Les mots lexicaux varient dans leur forme au fil du temps et constituent une liste ouverte ; ainsi au fil des années, les dictionnaires s’enrichissent de mots nouveaux. Les mots lexicaux se classent dans des ensembles en fonction de leurs compatibilités d’associations : ces catégories constituent leurs nature.

  • Les noms sont le plus souvent précédés d’un article (un, le), d’un adjectif possessif, démonstratif (son, cette…) et varient en nombre ;
  • Les verbes sont accompagnés de marques de temps et varient selon la personne (ils chantent, tu chantes, tu chanteras..) ;
  • Les adjectifs qualificatifs varient en genre et nombre selon le nom auquel ils se rapportent.
  • Les adverbes sont invariables.

Mais chaque ensemble est aussi défini par son appartenance à de grandes catégories de sens. Les élèves remarqueront (et les jeunes élèves les premiers) que les noms représentent des objets inanimés, des êtres animés et aussi des notions abstraites. De même, que les adjectifs qualificatifs renvoient à une qualité (ou… un défaut) ou à une propriété. Et que les verbes évoquent en majorité des actions ou du moins décrivent des processus.

Ils comprendront que la nature d’un mot est donc doublement définie : par ses compatibilités grammaticales et par un rapport particulier aux éléments du monde.

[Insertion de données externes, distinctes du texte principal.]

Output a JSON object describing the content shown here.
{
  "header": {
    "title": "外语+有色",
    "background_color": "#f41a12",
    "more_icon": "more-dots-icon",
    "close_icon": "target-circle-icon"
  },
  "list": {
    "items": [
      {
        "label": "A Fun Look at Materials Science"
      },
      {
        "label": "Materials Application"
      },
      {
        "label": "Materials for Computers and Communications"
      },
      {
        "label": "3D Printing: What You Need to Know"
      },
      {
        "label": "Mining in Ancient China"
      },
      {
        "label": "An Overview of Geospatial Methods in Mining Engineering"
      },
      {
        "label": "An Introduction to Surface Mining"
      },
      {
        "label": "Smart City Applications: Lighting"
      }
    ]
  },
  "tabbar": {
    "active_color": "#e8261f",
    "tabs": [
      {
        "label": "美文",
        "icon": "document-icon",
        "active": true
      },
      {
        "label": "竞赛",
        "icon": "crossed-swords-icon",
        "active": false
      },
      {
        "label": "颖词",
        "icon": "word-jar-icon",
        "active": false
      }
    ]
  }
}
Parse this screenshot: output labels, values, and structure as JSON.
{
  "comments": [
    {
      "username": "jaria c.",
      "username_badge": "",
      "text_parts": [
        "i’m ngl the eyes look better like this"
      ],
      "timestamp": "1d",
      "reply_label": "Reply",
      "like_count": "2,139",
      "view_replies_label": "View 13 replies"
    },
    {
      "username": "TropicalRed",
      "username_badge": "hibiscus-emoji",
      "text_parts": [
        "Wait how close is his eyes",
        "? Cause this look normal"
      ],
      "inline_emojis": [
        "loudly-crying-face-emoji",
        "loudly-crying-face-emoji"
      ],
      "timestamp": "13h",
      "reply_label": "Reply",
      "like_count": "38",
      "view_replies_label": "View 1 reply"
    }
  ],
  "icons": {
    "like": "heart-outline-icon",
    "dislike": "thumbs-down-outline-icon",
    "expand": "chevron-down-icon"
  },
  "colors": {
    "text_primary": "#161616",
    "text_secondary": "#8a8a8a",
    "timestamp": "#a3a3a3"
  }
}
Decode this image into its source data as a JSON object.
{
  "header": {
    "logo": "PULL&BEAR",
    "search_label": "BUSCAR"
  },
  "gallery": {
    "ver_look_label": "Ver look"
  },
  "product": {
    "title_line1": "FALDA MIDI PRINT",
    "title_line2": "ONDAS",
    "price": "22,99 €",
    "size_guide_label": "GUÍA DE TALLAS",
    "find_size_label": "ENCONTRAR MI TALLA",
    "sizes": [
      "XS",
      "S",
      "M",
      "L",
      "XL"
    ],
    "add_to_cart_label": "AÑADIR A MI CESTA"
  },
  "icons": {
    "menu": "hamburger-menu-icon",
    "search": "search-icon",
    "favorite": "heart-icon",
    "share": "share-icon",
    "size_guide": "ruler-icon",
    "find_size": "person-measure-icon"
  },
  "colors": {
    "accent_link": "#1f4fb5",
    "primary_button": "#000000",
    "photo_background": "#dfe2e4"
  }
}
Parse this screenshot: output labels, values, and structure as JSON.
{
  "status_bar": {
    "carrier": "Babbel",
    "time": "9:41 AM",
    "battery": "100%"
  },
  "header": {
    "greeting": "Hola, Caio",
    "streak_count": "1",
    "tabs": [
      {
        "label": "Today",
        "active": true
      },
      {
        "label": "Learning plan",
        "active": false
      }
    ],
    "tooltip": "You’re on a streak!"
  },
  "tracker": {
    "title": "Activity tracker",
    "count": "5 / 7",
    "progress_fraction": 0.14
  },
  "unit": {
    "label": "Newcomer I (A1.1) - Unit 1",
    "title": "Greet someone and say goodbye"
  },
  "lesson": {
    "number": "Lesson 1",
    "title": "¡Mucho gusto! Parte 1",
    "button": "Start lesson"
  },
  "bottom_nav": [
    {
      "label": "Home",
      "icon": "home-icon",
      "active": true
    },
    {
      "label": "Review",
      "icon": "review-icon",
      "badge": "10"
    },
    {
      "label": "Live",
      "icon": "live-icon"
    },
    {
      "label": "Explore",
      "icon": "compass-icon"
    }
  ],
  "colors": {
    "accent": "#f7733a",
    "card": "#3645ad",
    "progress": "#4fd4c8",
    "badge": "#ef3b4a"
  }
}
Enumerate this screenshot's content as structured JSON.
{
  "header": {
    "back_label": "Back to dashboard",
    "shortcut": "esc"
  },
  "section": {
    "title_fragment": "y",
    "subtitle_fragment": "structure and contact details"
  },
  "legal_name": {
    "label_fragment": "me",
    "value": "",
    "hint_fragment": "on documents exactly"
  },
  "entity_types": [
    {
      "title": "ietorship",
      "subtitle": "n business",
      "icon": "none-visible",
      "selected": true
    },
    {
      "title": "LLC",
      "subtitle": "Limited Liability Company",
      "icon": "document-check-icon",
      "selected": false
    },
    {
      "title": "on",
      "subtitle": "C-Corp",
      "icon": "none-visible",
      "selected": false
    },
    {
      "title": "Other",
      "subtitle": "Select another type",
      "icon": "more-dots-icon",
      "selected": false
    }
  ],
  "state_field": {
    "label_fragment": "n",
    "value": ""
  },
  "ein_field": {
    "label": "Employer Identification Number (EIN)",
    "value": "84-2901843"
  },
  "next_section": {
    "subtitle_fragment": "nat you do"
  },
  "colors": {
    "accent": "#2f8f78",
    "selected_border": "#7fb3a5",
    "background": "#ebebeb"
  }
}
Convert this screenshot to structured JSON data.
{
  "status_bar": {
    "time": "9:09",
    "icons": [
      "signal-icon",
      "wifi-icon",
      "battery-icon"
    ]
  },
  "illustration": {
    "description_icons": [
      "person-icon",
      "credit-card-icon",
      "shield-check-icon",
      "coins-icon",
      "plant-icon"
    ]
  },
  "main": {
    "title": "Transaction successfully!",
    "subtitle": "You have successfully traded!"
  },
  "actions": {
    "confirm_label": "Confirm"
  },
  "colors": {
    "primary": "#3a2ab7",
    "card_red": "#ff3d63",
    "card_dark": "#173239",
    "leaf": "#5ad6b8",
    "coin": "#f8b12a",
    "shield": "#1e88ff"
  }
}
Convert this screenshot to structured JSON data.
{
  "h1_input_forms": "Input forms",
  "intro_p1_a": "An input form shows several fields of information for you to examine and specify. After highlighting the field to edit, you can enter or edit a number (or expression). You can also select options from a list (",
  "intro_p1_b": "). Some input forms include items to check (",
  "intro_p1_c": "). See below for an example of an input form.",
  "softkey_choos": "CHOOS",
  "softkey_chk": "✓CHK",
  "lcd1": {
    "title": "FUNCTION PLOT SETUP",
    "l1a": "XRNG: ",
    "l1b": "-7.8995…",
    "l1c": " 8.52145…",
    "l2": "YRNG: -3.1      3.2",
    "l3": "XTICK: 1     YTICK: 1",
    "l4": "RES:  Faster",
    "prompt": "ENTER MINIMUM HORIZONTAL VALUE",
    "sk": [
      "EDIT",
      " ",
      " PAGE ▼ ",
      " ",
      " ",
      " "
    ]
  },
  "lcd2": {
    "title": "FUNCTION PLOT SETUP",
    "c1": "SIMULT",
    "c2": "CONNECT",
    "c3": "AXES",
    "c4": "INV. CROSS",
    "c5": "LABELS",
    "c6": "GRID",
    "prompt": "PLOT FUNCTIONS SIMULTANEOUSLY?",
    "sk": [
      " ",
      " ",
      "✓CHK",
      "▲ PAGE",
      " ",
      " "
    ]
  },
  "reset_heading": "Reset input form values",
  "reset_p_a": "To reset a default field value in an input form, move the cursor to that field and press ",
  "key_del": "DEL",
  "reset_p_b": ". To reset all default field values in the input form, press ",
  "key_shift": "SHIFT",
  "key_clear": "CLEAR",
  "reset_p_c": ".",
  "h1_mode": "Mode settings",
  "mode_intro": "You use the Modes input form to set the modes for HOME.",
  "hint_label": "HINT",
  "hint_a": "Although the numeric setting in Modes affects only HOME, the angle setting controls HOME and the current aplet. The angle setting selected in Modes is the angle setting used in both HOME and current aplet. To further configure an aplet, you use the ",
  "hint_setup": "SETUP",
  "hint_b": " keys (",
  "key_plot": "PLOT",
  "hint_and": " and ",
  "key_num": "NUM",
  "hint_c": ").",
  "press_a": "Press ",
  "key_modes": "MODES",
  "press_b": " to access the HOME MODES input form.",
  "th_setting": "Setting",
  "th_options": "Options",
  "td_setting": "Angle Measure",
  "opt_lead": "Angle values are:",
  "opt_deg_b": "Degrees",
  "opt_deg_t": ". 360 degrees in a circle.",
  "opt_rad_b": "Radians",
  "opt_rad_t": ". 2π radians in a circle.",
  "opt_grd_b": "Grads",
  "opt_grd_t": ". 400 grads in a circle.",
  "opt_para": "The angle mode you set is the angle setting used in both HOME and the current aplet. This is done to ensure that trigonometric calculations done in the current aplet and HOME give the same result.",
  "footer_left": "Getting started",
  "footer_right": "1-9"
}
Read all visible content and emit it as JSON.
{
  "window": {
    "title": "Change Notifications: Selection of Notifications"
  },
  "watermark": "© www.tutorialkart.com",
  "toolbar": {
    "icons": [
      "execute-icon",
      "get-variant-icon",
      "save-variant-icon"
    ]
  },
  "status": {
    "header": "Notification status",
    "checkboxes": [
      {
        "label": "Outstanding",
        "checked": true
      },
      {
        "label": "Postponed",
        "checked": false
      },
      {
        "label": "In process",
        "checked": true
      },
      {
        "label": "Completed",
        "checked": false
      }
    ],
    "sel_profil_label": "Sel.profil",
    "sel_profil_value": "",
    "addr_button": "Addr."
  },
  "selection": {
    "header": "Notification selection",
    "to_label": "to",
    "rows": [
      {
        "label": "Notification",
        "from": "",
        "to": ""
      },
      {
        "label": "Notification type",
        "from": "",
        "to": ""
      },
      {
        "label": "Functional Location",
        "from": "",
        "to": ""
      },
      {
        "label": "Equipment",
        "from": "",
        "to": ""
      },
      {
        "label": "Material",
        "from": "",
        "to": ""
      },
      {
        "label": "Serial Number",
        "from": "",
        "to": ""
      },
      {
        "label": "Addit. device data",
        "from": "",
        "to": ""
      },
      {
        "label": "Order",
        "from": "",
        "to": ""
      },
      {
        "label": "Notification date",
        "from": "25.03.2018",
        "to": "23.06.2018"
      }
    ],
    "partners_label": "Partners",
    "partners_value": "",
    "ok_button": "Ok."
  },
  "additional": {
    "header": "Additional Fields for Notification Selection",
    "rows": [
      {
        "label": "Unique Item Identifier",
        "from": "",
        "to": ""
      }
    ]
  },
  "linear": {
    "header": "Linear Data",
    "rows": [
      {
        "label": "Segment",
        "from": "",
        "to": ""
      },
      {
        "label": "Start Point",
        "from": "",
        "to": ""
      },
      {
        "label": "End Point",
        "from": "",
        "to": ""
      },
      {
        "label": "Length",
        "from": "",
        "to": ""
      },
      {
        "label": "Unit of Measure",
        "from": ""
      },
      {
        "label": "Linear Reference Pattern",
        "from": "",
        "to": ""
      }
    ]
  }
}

Même si ce rapport à la réalité peut parfois paraître approximatif et sans doute moins constant que les relations formelles, il n’en constitue pas moins un repère utile et naturel pour un élève notamment au cycle 2. C’est donc à partir des critères formels et des appartenances sémantiques qu’il reconnaîtra les catégories de mots (leur nature). Ainsi, un élève saura une fois pour toutes que le pluriel des verbes se fait en NT alors que celui des noms se marque par S et parfois X. Mais faudrait-il pour autant empêcher un élève de CE1 de remarquer qu’un verbe exprime le plus souvent une action sous prétexte qu’il aura plus tard à découvrir qu’il existe des verbes d’état ?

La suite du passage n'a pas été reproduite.